The bills that died this year would not have ended the problem, but they would have taken a modest first step on a trail being blazed by the European Union. Last week, a new law went into effect that requires companies doing business with the union to show that the chemicals they use or make are safe or that their usefulness outweighs the health risks.

Connecticut companies, like everyone else, must comply or face getting shut out of the world’s biggest economy. The workplace safety bills would have helped protect local workers’ health as well as their employers’ access to the European market.

If you’re thinking that federal rules give Connecticut workers all the protection they need, think again. Most of the OSHA guidelines about exposure to toxic chemicals and metals are based on outdated science. For example, OSHA permits workers to be exposed to up to 1,000 times the concentration of hazardous substances that the Environmental Protection Agency allows in air or water.
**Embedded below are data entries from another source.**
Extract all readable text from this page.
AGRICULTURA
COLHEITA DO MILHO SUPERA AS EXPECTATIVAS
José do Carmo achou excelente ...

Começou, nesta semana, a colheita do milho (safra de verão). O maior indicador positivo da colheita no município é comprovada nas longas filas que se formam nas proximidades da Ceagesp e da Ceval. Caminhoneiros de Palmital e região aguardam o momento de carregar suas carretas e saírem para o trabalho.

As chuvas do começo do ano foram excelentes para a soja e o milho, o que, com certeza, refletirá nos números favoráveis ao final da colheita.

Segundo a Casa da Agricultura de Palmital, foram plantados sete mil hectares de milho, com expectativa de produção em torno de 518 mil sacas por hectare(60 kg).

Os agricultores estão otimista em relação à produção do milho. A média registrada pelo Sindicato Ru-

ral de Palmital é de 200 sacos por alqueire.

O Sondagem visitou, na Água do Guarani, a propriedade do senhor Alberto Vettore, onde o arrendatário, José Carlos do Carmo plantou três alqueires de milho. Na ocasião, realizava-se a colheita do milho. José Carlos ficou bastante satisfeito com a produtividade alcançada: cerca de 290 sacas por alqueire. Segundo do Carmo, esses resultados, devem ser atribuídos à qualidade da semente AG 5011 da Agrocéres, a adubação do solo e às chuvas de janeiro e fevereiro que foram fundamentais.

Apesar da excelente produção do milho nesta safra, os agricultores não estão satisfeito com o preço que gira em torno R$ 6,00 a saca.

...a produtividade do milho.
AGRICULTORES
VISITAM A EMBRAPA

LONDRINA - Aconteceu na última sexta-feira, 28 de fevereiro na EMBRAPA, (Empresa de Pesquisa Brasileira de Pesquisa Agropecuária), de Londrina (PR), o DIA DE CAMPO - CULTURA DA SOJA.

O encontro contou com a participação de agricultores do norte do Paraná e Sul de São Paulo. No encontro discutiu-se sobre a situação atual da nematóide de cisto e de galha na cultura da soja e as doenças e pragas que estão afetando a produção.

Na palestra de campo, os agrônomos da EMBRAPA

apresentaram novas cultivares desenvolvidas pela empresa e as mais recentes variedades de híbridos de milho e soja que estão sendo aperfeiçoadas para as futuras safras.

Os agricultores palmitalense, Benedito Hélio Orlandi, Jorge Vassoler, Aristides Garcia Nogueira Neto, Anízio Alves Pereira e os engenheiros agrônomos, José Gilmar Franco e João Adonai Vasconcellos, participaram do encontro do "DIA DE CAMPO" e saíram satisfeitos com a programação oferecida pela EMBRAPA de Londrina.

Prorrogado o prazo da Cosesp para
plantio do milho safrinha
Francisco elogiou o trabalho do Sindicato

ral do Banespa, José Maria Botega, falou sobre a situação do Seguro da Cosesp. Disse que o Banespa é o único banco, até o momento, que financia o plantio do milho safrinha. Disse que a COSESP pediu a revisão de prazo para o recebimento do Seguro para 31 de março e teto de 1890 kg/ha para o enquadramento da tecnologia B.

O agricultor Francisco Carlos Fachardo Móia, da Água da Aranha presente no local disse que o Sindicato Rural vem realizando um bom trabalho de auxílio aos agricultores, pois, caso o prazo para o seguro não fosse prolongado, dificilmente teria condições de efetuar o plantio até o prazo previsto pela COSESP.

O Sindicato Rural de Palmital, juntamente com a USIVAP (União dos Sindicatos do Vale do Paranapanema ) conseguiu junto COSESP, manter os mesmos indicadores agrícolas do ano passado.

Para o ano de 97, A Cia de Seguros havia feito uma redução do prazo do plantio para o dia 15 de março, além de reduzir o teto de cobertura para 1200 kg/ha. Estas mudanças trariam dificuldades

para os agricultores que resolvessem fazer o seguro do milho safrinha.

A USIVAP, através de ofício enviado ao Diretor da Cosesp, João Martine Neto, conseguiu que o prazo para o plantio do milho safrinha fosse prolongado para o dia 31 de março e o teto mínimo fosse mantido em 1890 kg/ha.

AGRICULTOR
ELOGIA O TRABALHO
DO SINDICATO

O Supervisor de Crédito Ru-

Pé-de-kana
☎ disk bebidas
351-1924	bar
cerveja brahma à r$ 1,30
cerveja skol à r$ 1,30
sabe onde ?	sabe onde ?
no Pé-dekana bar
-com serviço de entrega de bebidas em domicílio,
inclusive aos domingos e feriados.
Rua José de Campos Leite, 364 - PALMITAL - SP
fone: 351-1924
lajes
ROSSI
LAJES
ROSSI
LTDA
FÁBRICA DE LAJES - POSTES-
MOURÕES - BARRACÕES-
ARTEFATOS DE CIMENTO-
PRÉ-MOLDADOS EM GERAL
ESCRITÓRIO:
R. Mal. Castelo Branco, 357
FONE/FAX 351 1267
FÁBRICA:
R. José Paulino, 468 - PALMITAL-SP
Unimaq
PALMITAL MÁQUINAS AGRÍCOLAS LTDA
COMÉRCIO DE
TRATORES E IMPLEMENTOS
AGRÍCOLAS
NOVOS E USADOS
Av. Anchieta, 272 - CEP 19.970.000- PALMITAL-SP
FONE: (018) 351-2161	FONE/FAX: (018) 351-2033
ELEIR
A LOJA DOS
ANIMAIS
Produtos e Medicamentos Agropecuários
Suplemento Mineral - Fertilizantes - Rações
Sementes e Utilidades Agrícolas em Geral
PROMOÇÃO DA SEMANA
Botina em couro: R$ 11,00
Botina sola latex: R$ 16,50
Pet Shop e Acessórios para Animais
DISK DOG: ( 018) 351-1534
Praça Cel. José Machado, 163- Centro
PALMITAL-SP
What’s more, the A.F.L.-C.I.O. recently calculated that it would take OSHA inspectors 94 years to visit each Connecticut workplace just once. The same report noted that in 2006, OSHA’s average penalty for “serious” violations — those considered likely to cause death or serious injury — in Connecticut was $767. Such a paltry fine will do nothing to deter employers from endangering their workers’ lives.

Connecticut should learn from Massachusetts, where companies have been required since 1989 to develop plans to reduce their use of toxic materials. Then we should take the next step and put those plans into effect. Our workers, our economy and our environment will all be healthier.